Making noise isn’t the same as making music! Acuity’s Ian McCawley explains the flaws of “vanity” PR.
In a world festooned with communications channels, PR professionals have to make their campaigns shout louder than ever if they are to be heard by the right people. Untargeted, irrelevant work simply reverberates around the digital universe, falling on deaf ears. I’m sure it’s dawned on you by now that yelling through a loudspeaker to whoever might be paying attention no longer works for us folks in B2B PR.
Meanwhile, a working week once punctuated by long lunches with trade journalists now flies by amid the daily combination of content creation and carving out precious media slots for your perfect prose.
In spite of this shift to targeted content, lots of businesses still see the value in ‘vanity’ PR. There is a case for it, after all. Raising awareness of a brand or organisation will never do any harm and can boost search engine ranking along the way.

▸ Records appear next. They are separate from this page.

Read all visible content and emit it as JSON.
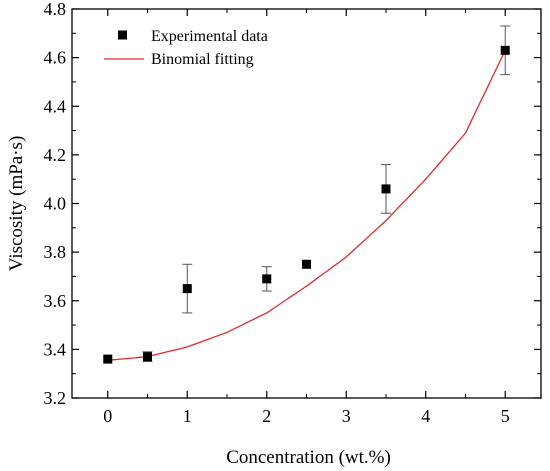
{
  "chart_data": {
    "type": "scatter",
    "xlabel": "Concentration (wt.%)",
    "ylabel": "Viscosity (mPa·s)",
    "xlim": [
      -0.45,
      5.45
    ],
    "ylim": [
      3.2,
      4.8
    ],
    "x_ticks": [
      "0",
      "1",
      "2",
      "3",
      "4",
      "5"
    ],
    "y_ticks": [
      "3.2",
      "3.4",
      "3.6",
      "3.8",
      "4.0",
      "4.2",
      "4.4",
      "4.6",
      "4.8"
    ],
    "legend_position": "top-left",
    "series": [
      {
        "name": "Experimental data",
        "kind": "scatter",
        "marker": "square",
        "color": "#000000",
        "x": [
          0,
          0.5,
          1,
          2,
          2.5,
          3.5,
          5
        ],
        "y": [
          3.36,
          3.37,
          3.65,
          3.69,
          3.75,
          4.06,
          4.63
        ],
        "error": [
          0.0,
          0.02,
          0.1,
          0.05,
          0.0,
          0.1,
          0.1
        ]
      },
      {
        "name": "Binomial fitting",
        "kind": "line",
        "color": "#e0292b",
        "x": [
          0,
          0.5,
          1,
          1.5,
          2,
          2.5,
          3,
          3.5,
          4,
          4.5,
          5
        ],
        "y": [
          3.355,
          3.37,
          3.41,
          3.47,
          3.55,
          3.66,
          3.78,
          3.93,
          4.1,
          4.29,
          4.63
        ]
      }
    ]
  }
}
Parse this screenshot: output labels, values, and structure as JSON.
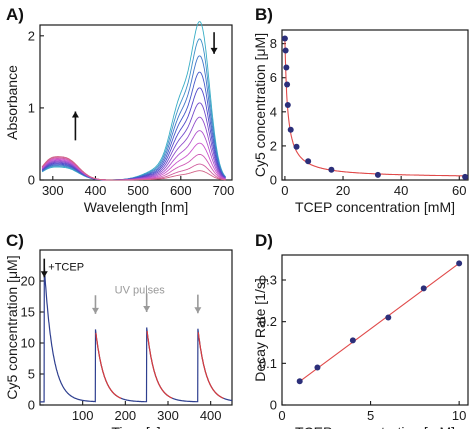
{
  "colors": {
    "axis": "#1a1a1a",
    "fit": "#e04a4a",
    "points": "#2c2f7a",
    "trace": "#2e3f8f",
    "trace_fit": "#d83b3b",
    "gray_arrow": "#9a9a9a"
  },
  "chart_data": [
    {
      "panel": "A)",
      "type": "line",
      "xlabel": "Wavelength [nm]",
      "ylabel": "Absorbance",
      "xlim": [
        270,
        720
      ],
      "ylim": [
        0,
        2.15
      ],
      "xticks": [
        300,
        400,
        500,
        600,
        700
      ],
      "yticks": [
        0,
        1,
        2
      ],
      "series_count": 12,
      "peak_nm": 647,
      "shoulder_nm": 600,
      "uv_band_nm": 330,
      "peak_max": 2.05,
      "peak_min": 0.12,
      "uv_band_min": 0.18,
      "uv_band_max": 0.33,
      "arrows": [
        {
          "direction": "up",
          "wavelength": 353,
          "from": 0.55,
          "to": 0.95
        },
        {
          "direction": "down",
          "wavelength": 678,
          "from": 2.05,
          "to": 1.75
        }
      ]
    },
    {
      "panel": "B)",
      "type": "scatter",
      "xlabel": "TCEP concentration [mM]",
      "ylabel": "Cy5 concentration [μM]",
      "xlim": [
        -1,
        63
      ],
      "ylim": [
        0,
        8.8
      ],
      "xticks": [
        0,
        20,
        40,
        60
      ],
      "yticks": [
        0,
        2,
        4,
        6,
        8
      ],
      "points": [
        {
          "x": 0,
          "y": 8.3
        },
        {
          "x": 0.25,
          "y": 7.6
        },
        {
          "x": 0.5,
          "y": 6.6
        },
        {
          "x": 0.75,
          "y": 5.6
        },
        {
          "x": 1,
          "y": 4.4
        },
        {
          "x": 2,
          "y": 2.95
        },
        {
          "x": 4,
          "y": 1.95
        },
        {
          "x": 8,
          "y": 1.1
        },
        {
          "x": 16,
          "y": 0.6
        },
        {
          "x": 32,
          "y": 0.3
        },
        {
          "x": 62,
          "y": 0.18
        }
      ],
      "fit": {
        "model": "a/(1+x/k)+c",
        "a": 8.15,
        "k": 0.95,
        "c": 0.12
      }
    },
    {
      "panel": "C)",
      "type": "line",
      "xlabel": "Time [s]",
      "ylabel": "Cy5 concentration [μM]",
      "xlim": [
        0,
        450
      ],
      "ylim": [
        0,
        25
      ],
      "xticks": [
        100,
        200,
        300,
        400
      ],
      "yticks": [
        0,
        5,
        10,
        15,
        20
      ],
      "annotations": [
        {
          "text": "+TCEP",
          "x": 10,
          "y": 22
        },
        {
          "text": "UV pulses",
          "x": 175,
          "y": 18
        }
      ],
      "pulses": [
        {
          "t": 10,
          "peak": 22.5
        },
        {
          "t": 130,
          "peak": 12.2
        },
        {
          "t": 250,
          "peak": 12.5
        },
        {
          "t": 370,
          "peak": 12.3
        }
      ],
      "baseline": 0.5,
      "decay_rate": 0.05
    },
    {
      "panel": "D)",
      "type": "scatter",
      "xlabel": "TCEP concentration [mM]",
      "ylabel": "Decay Rate [1/s]",
      "xlim": [
        0,
        10.5
      ],
      "ylim": [
        0,
        0.36
      ],
      "xticks": [
        0,
        5,
        10
      ],
      "yticks": [
        0,
        0.1,
        0.2,
        0.3
      ],
      "points": [
        {
          "x": 1,
          "y": 0.057
        },
        {
          "x": 2,
          "y": 0.09
        },
        {
          "x": 4,
          "y": 0.155
        },
        {
          "x": 6,
          "y": 0.21
        },
        {
          "x": 8,
          "y": 0.28
        },
        {
          "x": 10,
          "y": 0.34
        }
      ],
      "fit": {
        "model": "linear",
        "slope": 0.0315,
        "intercept": 0.025
      }
    }
  ]
}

But there are pitfalls in a singular, media noise-based approach. When was the last time a PR article written purely for the sake of untargeted profile-building helped secure a piece of business? A quantifiable win that could be directly attributed to opinion alone (your own opinion of its quality notwithstanding)?
Let me give you an example. Client X, MD of a customer experience marketing agency, wants to arrange a media tour (getting in front of as many journalists as possible on the same day) to wax lyrical about his ‘unique’ approach to digital transformation. When the journalist finally glazes over, she extricates herself from the meeting by agreeing to commission a two-page comment piece.
All well and good – and a great chance to set out positioning and include key messages – but how is that contributing to the ultimate goal of helping to book and close meetings with prospects?
Media relations and thought leadership in the trades is a faithful, but tired, tactic. As an ex-hack it pains me to say it, but publications are now only one ‘route to market’ for news and opinion. Enter PR’s role in content marketing: reaching the right person through the right channel at the right time.
Content is nothing new; in fact, it’s already becoming a cliché. Despite that, it’s growing in importance. The key to PR’s future success is to prove it can directly drive new business meetings.
Getting the nuts and bolts in place is paramount. Content creation should be a given. Clients naturally expect PRs to handle researching, writing, shaping and filming. What they may not realise is that a good content strategy means the creation of a day-to-day editorial calendar, encompasses targeted distribution, and ultimately underpins lead generation and nurturing.
In B2B PR, it’s now vital to develop ‘prospect journeys’ much like marketers do (or ought to do) for consumers. Get your content distribution strategy right and the person you’re targeting should have no excuse for ignoring the article, report, video or tweet you are putting directly in from of them.
There are so many different ways clients can spend budget these days that PR has to fight harder to prove its worth. Traditional aspects of our craft just don’t do that job. It’s time to get used to the idea that something many PRs never thought we’d do – namely, cosying up to the new business strategy and effectively becoming part of the lead gen team – is the way forward.
In the modern PR landscape it’s what you say and who you say it to – not how loud you say it – that matters.
Ian McCawley is Managing Director of Acuity PR, part of Ingenuity.